The case of the disappearing classification

I'm starting some research into classification in libraries (now that I have more time due to having had to drop social media from my life; see previous post). The main question I want to answer is: why did research into classification drop off at around the same time that library catalogs computerized? This timing may just be coincidence, but I'm suspecting that it isn't.

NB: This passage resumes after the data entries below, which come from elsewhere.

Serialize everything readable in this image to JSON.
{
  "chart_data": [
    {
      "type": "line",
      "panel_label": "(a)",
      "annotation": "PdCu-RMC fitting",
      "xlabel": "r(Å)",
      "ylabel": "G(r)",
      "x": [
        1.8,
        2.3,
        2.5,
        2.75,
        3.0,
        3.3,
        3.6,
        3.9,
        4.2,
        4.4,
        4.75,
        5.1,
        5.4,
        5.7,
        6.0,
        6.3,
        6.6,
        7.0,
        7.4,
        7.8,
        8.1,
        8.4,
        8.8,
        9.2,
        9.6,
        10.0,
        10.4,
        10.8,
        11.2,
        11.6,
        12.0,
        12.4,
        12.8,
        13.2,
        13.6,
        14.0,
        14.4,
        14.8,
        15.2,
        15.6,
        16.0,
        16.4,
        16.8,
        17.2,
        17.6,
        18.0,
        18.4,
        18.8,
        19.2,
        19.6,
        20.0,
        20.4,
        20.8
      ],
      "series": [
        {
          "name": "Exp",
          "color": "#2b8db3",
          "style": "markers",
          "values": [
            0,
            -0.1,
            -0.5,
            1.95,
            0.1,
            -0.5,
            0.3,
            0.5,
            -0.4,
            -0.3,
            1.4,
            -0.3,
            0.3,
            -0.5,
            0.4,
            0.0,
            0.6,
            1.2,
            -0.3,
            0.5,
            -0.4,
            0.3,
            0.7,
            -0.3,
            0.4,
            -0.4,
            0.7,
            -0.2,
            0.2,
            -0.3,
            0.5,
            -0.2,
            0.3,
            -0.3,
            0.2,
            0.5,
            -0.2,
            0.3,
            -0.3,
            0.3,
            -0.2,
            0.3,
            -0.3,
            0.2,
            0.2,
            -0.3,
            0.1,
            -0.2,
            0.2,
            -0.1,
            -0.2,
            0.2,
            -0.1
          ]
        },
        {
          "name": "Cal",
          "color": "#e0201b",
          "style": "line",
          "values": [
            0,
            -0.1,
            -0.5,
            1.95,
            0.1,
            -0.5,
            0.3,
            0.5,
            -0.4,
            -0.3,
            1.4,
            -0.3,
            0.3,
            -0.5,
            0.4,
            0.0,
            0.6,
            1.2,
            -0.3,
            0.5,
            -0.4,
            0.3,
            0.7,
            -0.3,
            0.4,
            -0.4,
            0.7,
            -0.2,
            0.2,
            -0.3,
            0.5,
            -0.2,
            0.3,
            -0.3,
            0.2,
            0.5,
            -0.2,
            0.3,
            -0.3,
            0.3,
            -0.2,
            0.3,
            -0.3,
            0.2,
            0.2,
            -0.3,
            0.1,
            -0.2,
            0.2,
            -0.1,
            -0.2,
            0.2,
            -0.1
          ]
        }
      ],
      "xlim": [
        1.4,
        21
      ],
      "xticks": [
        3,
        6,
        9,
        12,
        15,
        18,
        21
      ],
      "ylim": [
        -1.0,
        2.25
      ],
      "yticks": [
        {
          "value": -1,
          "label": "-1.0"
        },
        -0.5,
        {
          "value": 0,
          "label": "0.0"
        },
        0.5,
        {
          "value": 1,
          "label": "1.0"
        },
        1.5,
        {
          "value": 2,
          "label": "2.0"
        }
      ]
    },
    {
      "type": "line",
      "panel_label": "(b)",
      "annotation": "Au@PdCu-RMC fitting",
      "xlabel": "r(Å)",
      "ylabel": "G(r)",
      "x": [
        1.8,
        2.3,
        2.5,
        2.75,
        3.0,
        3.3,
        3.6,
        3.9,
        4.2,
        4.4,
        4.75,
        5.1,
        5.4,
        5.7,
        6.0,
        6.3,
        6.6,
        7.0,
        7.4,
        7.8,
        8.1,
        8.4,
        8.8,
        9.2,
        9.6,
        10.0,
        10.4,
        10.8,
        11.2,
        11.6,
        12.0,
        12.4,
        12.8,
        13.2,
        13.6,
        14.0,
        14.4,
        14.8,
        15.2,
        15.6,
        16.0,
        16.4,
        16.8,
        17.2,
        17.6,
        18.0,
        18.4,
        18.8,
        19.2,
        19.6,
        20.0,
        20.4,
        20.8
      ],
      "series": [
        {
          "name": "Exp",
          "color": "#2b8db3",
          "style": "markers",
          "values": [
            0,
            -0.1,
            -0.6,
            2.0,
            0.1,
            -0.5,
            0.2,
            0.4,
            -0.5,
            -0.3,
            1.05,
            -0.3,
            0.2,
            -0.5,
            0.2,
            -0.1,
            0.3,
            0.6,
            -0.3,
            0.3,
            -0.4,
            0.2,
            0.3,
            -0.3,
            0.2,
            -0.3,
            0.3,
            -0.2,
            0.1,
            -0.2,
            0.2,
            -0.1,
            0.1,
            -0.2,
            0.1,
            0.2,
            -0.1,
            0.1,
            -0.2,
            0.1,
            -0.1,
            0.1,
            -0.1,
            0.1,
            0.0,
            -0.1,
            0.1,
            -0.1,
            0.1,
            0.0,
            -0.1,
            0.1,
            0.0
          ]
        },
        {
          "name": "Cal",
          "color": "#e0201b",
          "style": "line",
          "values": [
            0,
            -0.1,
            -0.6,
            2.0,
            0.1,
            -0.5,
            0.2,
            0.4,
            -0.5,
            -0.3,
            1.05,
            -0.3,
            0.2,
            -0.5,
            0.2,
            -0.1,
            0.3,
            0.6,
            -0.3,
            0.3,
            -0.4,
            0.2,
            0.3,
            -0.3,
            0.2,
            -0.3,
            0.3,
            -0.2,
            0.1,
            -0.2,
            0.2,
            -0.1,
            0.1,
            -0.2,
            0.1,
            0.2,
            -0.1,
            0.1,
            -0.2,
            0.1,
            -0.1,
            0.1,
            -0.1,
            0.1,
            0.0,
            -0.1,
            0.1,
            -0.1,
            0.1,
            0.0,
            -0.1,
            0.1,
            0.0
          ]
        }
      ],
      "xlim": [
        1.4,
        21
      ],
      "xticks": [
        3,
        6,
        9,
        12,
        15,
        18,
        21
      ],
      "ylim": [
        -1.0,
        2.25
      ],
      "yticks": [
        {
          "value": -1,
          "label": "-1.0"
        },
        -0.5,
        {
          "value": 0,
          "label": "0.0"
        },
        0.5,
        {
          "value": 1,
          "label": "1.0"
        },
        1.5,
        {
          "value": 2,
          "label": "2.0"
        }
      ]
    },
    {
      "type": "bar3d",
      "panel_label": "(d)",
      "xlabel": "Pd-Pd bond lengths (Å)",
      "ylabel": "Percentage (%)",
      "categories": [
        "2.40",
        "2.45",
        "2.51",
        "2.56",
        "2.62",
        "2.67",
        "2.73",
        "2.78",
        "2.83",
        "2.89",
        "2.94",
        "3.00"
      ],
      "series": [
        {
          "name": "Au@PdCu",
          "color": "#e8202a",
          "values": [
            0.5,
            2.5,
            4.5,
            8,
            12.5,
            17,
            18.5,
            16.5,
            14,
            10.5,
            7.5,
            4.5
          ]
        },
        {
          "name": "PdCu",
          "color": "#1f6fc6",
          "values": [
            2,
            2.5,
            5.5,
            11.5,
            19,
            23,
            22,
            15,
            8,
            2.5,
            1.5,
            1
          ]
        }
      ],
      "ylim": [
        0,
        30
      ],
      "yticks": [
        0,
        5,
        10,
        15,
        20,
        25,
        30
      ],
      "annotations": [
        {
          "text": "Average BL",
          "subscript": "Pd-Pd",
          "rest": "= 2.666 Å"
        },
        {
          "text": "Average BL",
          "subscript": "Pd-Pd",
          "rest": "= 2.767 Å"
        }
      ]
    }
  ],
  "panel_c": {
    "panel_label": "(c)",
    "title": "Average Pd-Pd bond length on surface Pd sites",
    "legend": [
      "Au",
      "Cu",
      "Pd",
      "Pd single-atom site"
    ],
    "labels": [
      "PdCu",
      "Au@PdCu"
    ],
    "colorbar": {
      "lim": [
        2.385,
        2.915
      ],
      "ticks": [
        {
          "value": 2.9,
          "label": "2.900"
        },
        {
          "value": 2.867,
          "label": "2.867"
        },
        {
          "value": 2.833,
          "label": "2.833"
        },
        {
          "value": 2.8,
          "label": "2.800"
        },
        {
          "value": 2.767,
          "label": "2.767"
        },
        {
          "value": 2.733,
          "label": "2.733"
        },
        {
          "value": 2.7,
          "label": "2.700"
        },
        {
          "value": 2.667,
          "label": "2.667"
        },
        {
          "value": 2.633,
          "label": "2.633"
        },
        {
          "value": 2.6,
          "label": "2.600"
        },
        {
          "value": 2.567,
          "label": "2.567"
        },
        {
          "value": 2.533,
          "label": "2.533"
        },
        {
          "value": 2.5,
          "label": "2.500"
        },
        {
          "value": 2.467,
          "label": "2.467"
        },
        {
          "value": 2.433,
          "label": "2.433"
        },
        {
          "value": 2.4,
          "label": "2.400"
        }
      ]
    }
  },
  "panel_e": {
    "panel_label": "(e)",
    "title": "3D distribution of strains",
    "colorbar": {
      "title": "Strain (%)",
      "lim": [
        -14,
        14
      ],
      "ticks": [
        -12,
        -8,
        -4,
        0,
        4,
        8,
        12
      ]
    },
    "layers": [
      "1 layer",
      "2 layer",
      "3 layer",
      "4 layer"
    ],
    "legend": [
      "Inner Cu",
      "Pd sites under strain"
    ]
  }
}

 I was in library school in 1971-72, and then again in 1978-80. In 1971 I took the required classes of cataloging (two semesters), reference, children's librarianship, library management, and an elective in law librarianship. Those are the ones I remember. There was not a computer in the place, nor do I remember anyone mentioning them in relation to libraries. I was interested in classification theory, but not much was happening around that topic in the US. In England, the Classification Research Group was very active, with folks like D.J. Foskett and Brian Vickery as mainstays of thinking about faceted classification. I wrote my first published article about a faceted classification being used by a UN agency.[1]

 In 1978 the same school had only a few traditional classes. I'd been out of the country, so the change to me was abrupt. Students learned to catalog on OCLC. (We had typed cards!) I was hired as a TA to teach people how to use DIALOG for article searching, even though I'd never seen it used, myself. (I'd already had a job as a computer programmer, so it was easy to learn the rules of DIALOG searching.) The school was now teaching "information science". Here's what that consisted of at the time: research into term frequency of texts; recall and precision; relevance ranking; database development.

I didn't appreciate it at the time, but the school had some of the bigger names in these areas, including William Cooper and M. E. "Bill" Maron. (I only just today discovered why he called himself Bill - the M. E., which is what he wrote under in academia, stands for "Melvin Earl". Even for a nerdy computer scientist, that was too much nerdity.) 1978 was still the early days of computing, at least unless you were on a military project grant or worked for the US Census Bureau. The University of California, Berkeley, did not have visible Internet access. Access to OCLC or DIALOG was via dial-up to their proprietary networks. (I hope someone has or will write that early history of the OCLC network. For its time it must have been amazing.)

The idea that one could search actual text was exciting, but how best to do it was (and still is, to a large extent) unclear. There was one paper, although I so far have not found it, that was about relevance ranking, and was filled with mathematical formulas for calculating relevance. I was determined to understand it, and so I spent countless hours on that paper with a cheat sheet beside me so I could remember what uppercase italic R was as opposed to lower case script r. I made it through the paper to the very end, where the last paragraph read (as I recall): "Of course, there is no way to obtain a value for R[elevance], so this theory cannot be tested." I could have strangled the author (one of my profs) with my bare hands.

Looking at the articles, now, though, I see that they were prescient; or at least that they were working on the beginnings of things we now take for granted. One statement by Maron especially strikes me today:
A second objective of this paper is to show that about is, in fact, not the central concept in a theory of document retrieval. A document retrieval system ought to provide a ranked output (in response to a search query) not according to the degree that they are about the topic sought by the inquiring patron, but rather according to the probability that they will satisfy that person‘s information need. This paper shows how aboutness is related to probability of satisfaction.[2] 
This is from 1977, and it essentially describes the basic theory behind Google ranking. It doesn't anticipate hyperlinking, of course, but it does anticipate that "about" is not the main measure of what will satisfy a searcher's need. Classification, in the traditional sense, is the quintessence of about. Is this the crux of the issue? As yet, I don't know. More to come.

[1]Coyle, Karen (1975). "A Faceted Classification for Occupational Safety and Health". Special Libraries. 66 (5-6): 256–9.
[2]Maron, M. E. (1977) "On Indexing, Retrieval, and the Meaning of About". Journal of the American Society for Information Science, January, 1977, pp. 38-43

2 comments:

Claudio Gnoli said...

Did you see my previously submitted comments? CG

Karen Coyle said...

Claudio, it appears that they did not come through, and unfortunately I don't know why. I checked in the various comment folders. Can you try again? I'm sorry about this glitch.